At different press conferences, the two main political parties claimed victory in Monday’s national and regional elections but the Guyana Elections Commission had to warn at another that it was the only entity that can legitimize the winner.
The current situation is a compound of outdated politics, an outdated electoral system and a failure to recognize that Guyana has found itself in a brand new set of circumstances.
The PPP’s tactics during the election campaign clashed violently with the new media age. Often its claims and advertisements were debunked or ridiculed by the young people on social media.
There was also another level at which the PPP faltered. The visceral reaction to the PPP in the urban areas was a reflection of the extent to which its policies over the past four years were unpopular and had a whiff of something being imposed.
And none of the PPP politicians seemed to understand that even the most ordinary Guyanese can distinguish between propaganda and policy.

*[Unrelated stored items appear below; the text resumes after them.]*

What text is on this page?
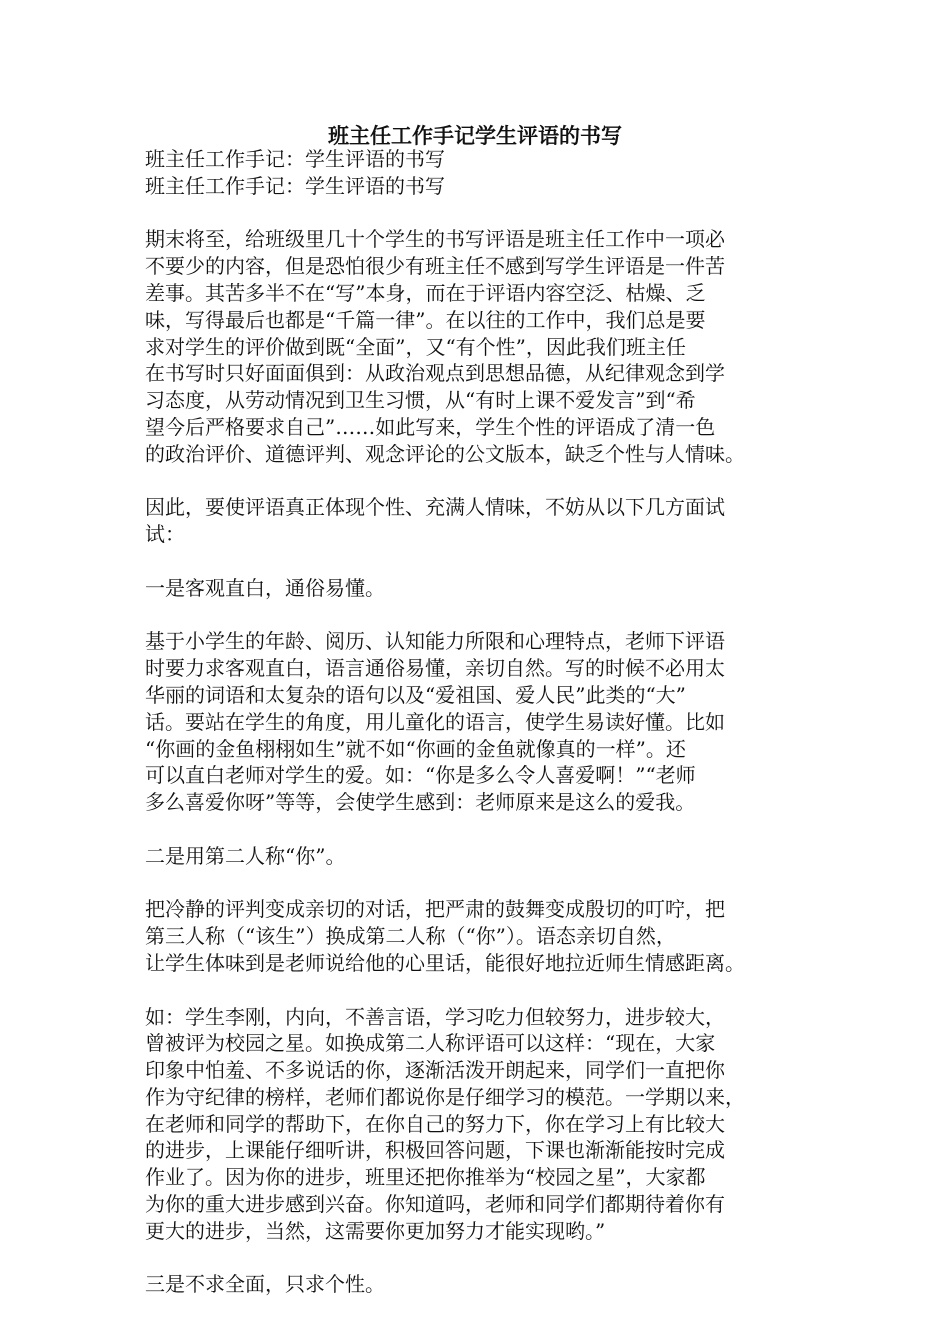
班主任工作手记学生评语的书写
班主任工作手记：学生评语的书写
班主任工作手记：学生评语的书写
期末将至，给班级里几十个学生的书写评语是班主任工作中一项必
不要少的内容，但是恐怕很少有班主任不感到写学生评语是一件苦
差事。其苦多半不在“写”本身，而在于评语内容空泛、枯燥、乏
味，写得最后也都是“千篇一律”。在以往的工作中，我们总是要
求对学生的评价做到既“全面”，又“有个性”，因此我们班主任
在书写时只好面面俱到：从政治观点到思想品德，从纪律观念到学
习态度，从劳动情况到卫生习惯，从“有时上课不爱发言”到“希
望今后严格要求自己”……如此写来，学生个性的评语成了清一色
的政治评价、道德评判、观念评论的公文版本，缺乏个性与人情味。
因此，要使评语真正体现个性、充满人情味，不妨从以下几方面试
试：
一是客观直白，通俗易懂。
基于小学生的年龄、阅历、认知能力所限和心理特点，老师下评语
时要力求客观直白，语言通俗易懂，亲切自然。写的时候不必用太
华丽的词语和太复杂的语句以及“爱祖国、爱人民”此类的“大”
话。要站在学生的角度，用儿童化的语言，使学生易读好懂。比如
“你画的金鱼栩栩如生”就不如“你画的金鱼就像真的一样”。还
可以直白老师对学生的爱。如：“你是多么令人喜爱啊！”“老师
多么喜爱你呀”等等，会使学生感到：老师原来是这么的爱我。
二是用第二人称“你”。
把冷静的评判变成亲切的对话，把严肃的鼓舞变成殷切的叮咛，把
第三人称（“该生”）换成第二人称（“你”）。语态亲切自然，
让学生体味到是老师说给他的心里话，能很好地拉近师生情感距离。
如：学生李刚，内向，不善言语，学习吃力但较努力，进步较大，
曾被评为校园之星。如换成第二人称评语可以这样：“现在，大家
印象中怕羞、不多说话的你，逐渐活泼开朗起来，同学们一直把你
作为守纪律的榜样，老师们都说你是仔细学习的模范。一学期以来，
在老师和同学的帮助下，在你自己的努力下，你在学习上有比较大
的进步，上课能仔细听讲，积极回答问题，下课也渐渐能按时完成
作业了。因为你的进步，班里还把你推举为“校园之星”，大家都
为你的重大进步感到兴奋。你知道吗，老师和同学们都期待着你有
更大的进步，当然，这需要你更加努力才能实现哟。”
三是不求全面，只求个性。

Many observers had warned that party that policies like the $10,000 credit a year for each child, the one laptop per family, and the purported increases in pensions and emoluments for public servants had been described on social media by credible analysts as mere propaganda ploys to placate the poor in the urban areas.
But Donald Ramotar and company did not listen. As a result they faced the wrath of the population in the urban areas and the denial of their votes. To be sure, the PPP’s method of governing, characterized by a lack of accountability and tolerance of unacceptable levels of corruption played very badly in a significant segment of the population, including its own supporters.
I have never seen such open opposition and hostility towards Dr. Jagan’s Party as I did during this campaign. I attribute these failures of the PPP to its adherence to an outdated Marxist-Leninist culture and the will to dominate and control the entire political space. All the races in Guyana got fed up with this at the very moment when the PPP had lost its automatic majority and had to hustle votes among other ethnic groups.
The APNU+AFC did not run a flawless campaign. Far from it. David Granger and Moses Nagamootoo, along with Khemraj Ramjattan, recognized that the lack of a modern approach to politics by the PPP and the changing nature of Guyana had made that party vulnerable.
In particular, it was understood that the young people had come of age and could not be bamboozled by the perceived iniquities of Mr. Burnham’s rule. It was a measure of how far the PPP had become out of touch with the realities of Guyana that they hammered away at the PNC rule for 28 years, forgetting that the young people, 60% of the electorate, knew nothing about him and could care less.
Where the PPP was short on policy the coalition filled the void, promising popular measures such as an increase in pensions and more money for the Security Forces.
The coalition could also consider itself lucky. Its campaign was repeatedly dogged by infighting, lack of effective coordination and administrative incompetence, born of inexperience. Apart from Carl Greenidge, Granger and Nagamootoo very few of their operatives had any experience managing a campaign. And this could not be hidden even on the most pubic of occasions.
What the coalition had in its favour was the support of a population which had rebelled against the PPP administration. One only had to attend the rallies to feel the spirit of rebellion and the desire for change.
Guyana is noted for its antiquated administrative systems. The Elections Commission is not an exception.
While the commission dawdled the young people, most of whom are supporters of the coalition, had placed most of the results of the elections on the social media. These results formed the basis for the claim of the Opposition that it had won the elections. I believe the Opposition’s claim that it has won will stand.
The Commission, having admitted it is outdated, has promised to declare the final results. Most people in Guyana already know what these are. The PPP’s long dominance of Guyana’s politics is over.